La pondération des données sera évidemment essentielle. La très grande majorité des universités a dû accomplir une tâche à laquelle elles n'avaient jamais été confrontées ; elles ont beaucoup tâtonné. Elles se sont appuyées sur l'expérience des IUT, qui font ce travail de classement des dossiers depuis très longtemps. Certaines conférences de doyens avaient anticipé, en STAPS notamment, de façon à ce que les choses se déroulent de manière uniforme dans toutes les universités.
Monsieur Ouzoulias, j'imagine que vous demandez leurs algorithmes locaux à tous les établissements d'enseignement supérieur, et pas seulement aux universités ; ces dernières ne sont que 73, alors qu'il existe plus de 350 établissements d'enseignement supérieur non universitaires.
Les formations sélectives classent depuis des années en utilisant des algorithmes, sans que personne ne s'intéresse à la façon dont ces algorithmes sont conçus.
Comment la pondération des données paramétrable est-elle effectuée ? Cette question est évidemment très importante. Reste que les commissions sont totalement libres de décider si elles souhaitent rendre publiques ces données ou, au contraire, ne pas briser ce qu'elles appellent le secret des délibérations. Les positions, de ce point de vue, sont très variables d'un établissement à un autre. La grille que vous mentionnez concernant l'université de Pau m'est inconnue, parce qu'aucune université ne se sent dans l'obligation de me faire remonter ce genre d'informations. Les universités sont autonomes.
Dès lors, elles sont responsables du contenu de leur offre de formation, et donc de la façon dont elles accueillent les étudiants dans ces formations. Le comité scientifique et éthique s'intéresse à ces sujets, et, en effet, sans aller jusqu'à l'uniformité, il faut que nous veillions à établir, malgré tout, une forme d'harmonie.

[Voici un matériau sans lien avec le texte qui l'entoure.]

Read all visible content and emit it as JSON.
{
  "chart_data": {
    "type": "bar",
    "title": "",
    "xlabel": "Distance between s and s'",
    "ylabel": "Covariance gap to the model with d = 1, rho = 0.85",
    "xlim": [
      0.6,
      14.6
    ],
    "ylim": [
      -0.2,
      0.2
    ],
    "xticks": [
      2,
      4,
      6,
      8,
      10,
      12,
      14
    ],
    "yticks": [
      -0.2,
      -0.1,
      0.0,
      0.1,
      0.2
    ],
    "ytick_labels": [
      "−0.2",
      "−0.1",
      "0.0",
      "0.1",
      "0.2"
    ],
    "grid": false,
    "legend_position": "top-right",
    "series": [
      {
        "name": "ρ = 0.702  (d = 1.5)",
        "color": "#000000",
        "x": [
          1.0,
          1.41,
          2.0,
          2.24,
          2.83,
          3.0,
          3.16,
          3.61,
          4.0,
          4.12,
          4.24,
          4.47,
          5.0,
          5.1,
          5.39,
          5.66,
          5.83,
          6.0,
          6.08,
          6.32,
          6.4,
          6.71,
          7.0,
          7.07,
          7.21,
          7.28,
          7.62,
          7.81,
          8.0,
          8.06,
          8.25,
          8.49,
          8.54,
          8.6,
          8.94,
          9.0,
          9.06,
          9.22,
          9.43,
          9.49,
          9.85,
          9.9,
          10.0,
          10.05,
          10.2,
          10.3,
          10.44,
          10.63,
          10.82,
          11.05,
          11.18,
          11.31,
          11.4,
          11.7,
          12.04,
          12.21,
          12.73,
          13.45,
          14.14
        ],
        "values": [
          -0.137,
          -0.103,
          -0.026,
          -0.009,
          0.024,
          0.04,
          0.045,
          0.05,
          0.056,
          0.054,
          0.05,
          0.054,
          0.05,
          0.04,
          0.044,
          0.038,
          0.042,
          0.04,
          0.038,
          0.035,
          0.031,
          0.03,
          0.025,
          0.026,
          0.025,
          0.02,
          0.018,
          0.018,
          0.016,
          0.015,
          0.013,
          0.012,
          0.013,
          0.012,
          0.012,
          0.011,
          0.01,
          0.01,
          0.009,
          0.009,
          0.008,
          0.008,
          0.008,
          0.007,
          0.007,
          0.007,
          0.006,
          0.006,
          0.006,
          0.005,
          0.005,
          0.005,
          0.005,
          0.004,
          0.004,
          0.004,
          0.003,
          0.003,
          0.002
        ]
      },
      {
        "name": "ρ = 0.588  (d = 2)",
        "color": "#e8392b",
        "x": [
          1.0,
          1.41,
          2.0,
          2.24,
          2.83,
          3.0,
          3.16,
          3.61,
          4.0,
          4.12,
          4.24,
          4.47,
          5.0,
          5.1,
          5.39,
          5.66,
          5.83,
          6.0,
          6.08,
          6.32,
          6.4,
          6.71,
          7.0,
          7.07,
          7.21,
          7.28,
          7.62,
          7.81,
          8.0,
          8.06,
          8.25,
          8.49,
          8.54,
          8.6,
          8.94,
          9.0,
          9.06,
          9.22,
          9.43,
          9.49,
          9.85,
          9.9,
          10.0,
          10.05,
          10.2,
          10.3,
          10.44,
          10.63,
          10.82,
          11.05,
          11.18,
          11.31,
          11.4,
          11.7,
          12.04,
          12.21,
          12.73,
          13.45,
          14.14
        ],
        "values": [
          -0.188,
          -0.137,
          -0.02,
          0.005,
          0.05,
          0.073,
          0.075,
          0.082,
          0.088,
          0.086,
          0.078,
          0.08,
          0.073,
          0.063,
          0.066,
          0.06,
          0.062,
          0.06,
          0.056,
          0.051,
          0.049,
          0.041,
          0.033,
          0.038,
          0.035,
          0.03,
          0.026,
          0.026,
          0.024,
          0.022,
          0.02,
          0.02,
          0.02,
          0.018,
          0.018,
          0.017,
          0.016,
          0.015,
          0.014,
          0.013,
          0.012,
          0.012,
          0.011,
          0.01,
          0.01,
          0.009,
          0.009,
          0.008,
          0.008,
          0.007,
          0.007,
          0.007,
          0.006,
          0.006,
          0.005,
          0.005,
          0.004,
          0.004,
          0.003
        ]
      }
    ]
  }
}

Quoi qu'il en soit, en matière de gestion des affectations, je ne vois pas comment on peut aller beaucoup plus loin. Il faut simplement que nous trouvions le juste équilibre.
Je voudrais parler maintenant de mobilité géographique et de variation des quotas de mobilité. Il faut bien se garder de confondre le thermomètre avec la température !
Parcoursup a permis de mettre en évidence la variabilité des taux de mobilité en fonction des formations. Ces taux ont été fixés au cas par cas par un travail conjoint des recteurs et des présidents d'université. Et les recteurs ont veillé à ce que les jeunes ne soient pas empêchés de poursuivre les études de leur choix à proximité de leur lieu de résidence. Dans certains cas, c'est vrai, ces quotas de mobilité sont très faibles, de l'ordre de quelques pourcents, mais, faut-il ajouter, cette situation concerne les filières sous tension, où l'an dernier lesdits quotas étaient de zéro, sachant que priorité absolue était donnée à la résidence académique ! Ces quotas sont plus importants lorsque la pression des étudiants locaux est moindre, et lorsqu'on peut, donc, ouvrir largement les formations à des étudiants venant d'ailleurs. Vous voyez que le travail a été fait dans la dentelle.
Par ailleurs, on ne peut pas traiter de la même façon la région Île-de-France et les autres régions. Dans la majorité des régions, il existe une université par grand centre urbain, donc une faculté de droit, une faculté de médecine, une faculté de sciences, une faculté de lettres, etc., sans divergences particulières de réputations. L'Île-de-France, elle, connaît une situation spécifique ; il importe que nous puissions y assurer de la mobilité. Les taux de mobilité sont d'ailleurs de 100 % dans les filières qui se sont entendues pour travailler ensemble, la psychologie par exemple. Dans ces cas-là, la région et l'académie se confondent. Dans d'autres filières - je pense notamment à la chimie -, peu de formations sont offertes par les universités de Paris intra-muros. Il est donc très compliqué d'accepter beaucoup d'étudiants non parisiens dans ces formations, à moins de décréter que les formations de chimie de Paris intra-muros sont censées accueillir tous les meilleurs étudiants d'Île-de-France, et que celles qui sont proposées de l'autre côté du périphérique sont censées accueillir les étudiants moyens.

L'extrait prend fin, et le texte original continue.